III. FUNDAMENTOS JURÍDICOS DEL FALLO.
Doctrina, legislación y jurisprudencia aplicable:
La protección constitucional a los derechos del trabajador y su aplicación preferente.
El art. 48 de la CPE, prevé imperativamente que las disposiciones sociales y laborales son de cumplimiento obligatorio, y que deben aplicarse bajo los principios de protección de los trabajadores, el principio de primacía de la relación laboral, de continuidad y estabilidad laboral, de no discriminación, inversión de la prueba a favor del trabajador; siendo la finalidad de todos ellos, buscar la protección y la tutela de los derechos de los trabajadores, de modo que se logre su real materialización.

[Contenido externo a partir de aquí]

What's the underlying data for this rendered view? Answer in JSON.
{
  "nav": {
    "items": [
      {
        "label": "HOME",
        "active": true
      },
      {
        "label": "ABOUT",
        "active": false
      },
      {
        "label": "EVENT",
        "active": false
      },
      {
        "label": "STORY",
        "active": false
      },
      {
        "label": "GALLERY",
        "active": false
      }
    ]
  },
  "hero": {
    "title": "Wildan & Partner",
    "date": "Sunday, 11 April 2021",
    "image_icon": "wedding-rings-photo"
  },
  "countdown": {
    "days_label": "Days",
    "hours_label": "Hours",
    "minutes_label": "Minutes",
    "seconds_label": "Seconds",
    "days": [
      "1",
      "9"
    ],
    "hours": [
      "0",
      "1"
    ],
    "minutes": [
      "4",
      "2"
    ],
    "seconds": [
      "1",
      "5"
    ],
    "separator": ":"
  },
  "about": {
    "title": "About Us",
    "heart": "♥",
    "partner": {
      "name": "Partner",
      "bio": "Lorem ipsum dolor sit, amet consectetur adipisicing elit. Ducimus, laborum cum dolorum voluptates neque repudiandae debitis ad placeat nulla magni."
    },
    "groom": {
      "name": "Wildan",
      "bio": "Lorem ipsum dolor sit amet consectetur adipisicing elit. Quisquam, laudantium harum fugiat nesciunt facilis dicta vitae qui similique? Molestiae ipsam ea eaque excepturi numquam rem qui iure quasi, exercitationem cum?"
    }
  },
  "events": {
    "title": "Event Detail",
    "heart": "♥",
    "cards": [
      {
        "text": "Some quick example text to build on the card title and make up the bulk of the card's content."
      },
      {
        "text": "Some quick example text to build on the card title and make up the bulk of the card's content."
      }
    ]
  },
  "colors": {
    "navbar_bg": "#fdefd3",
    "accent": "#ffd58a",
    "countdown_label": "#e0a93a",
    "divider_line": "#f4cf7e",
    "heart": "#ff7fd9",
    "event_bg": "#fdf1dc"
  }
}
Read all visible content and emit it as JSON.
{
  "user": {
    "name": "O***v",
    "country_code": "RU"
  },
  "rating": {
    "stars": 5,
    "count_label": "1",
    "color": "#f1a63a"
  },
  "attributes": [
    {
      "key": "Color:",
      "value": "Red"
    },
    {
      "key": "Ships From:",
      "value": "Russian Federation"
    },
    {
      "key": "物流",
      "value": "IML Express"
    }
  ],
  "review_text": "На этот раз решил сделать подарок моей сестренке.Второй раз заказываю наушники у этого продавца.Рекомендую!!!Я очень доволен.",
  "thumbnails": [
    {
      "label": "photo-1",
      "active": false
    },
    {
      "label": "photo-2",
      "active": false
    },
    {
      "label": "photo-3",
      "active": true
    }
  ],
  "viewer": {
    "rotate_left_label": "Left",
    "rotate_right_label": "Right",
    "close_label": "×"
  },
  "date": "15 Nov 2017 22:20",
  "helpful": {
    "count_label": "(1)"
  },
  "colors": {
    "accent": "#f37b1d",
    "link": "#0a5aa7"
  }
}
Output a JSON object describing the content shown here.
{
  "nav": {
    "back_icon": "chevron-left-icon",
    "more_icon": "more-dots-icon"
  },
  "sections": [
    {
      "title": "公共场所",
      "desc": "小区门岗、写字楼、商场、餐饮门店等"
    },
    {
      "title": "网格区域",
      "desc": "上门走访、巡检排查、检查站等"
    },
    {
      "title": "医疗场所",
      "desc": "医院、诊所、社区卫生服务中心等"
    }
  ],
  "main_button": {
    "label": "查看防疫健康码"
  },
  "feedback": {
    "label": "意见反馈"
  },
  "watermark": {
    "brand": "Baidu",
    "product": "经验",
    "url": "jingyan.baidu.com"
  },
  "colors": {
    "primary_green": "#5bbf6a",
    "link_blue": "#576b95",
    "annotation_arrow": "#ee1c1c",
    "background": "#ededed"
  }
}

Principios, por los que debe aceptarse que, el Estado, a través de las autoridades que imparten justicia, no se sustenta necesariamente en la paridad jurídica; sino, en la favorabilidad del trabajador; como sostiene la SC 0032/2011-R de 7 de febrero, que señala en cuanto al principio de proteccionismo: “a) Principio de protección y tutela.- Llamado así porque la razón del derecho laboral es esencialmente de protección, de ahí que si se emiten normas laborales, éstas tienen que estar orientadas al resguardo del trabajador; dicho de otro modo no se busca la paridad jurídica sino la de establecer un amparo preferentemente a favor del trabajador”.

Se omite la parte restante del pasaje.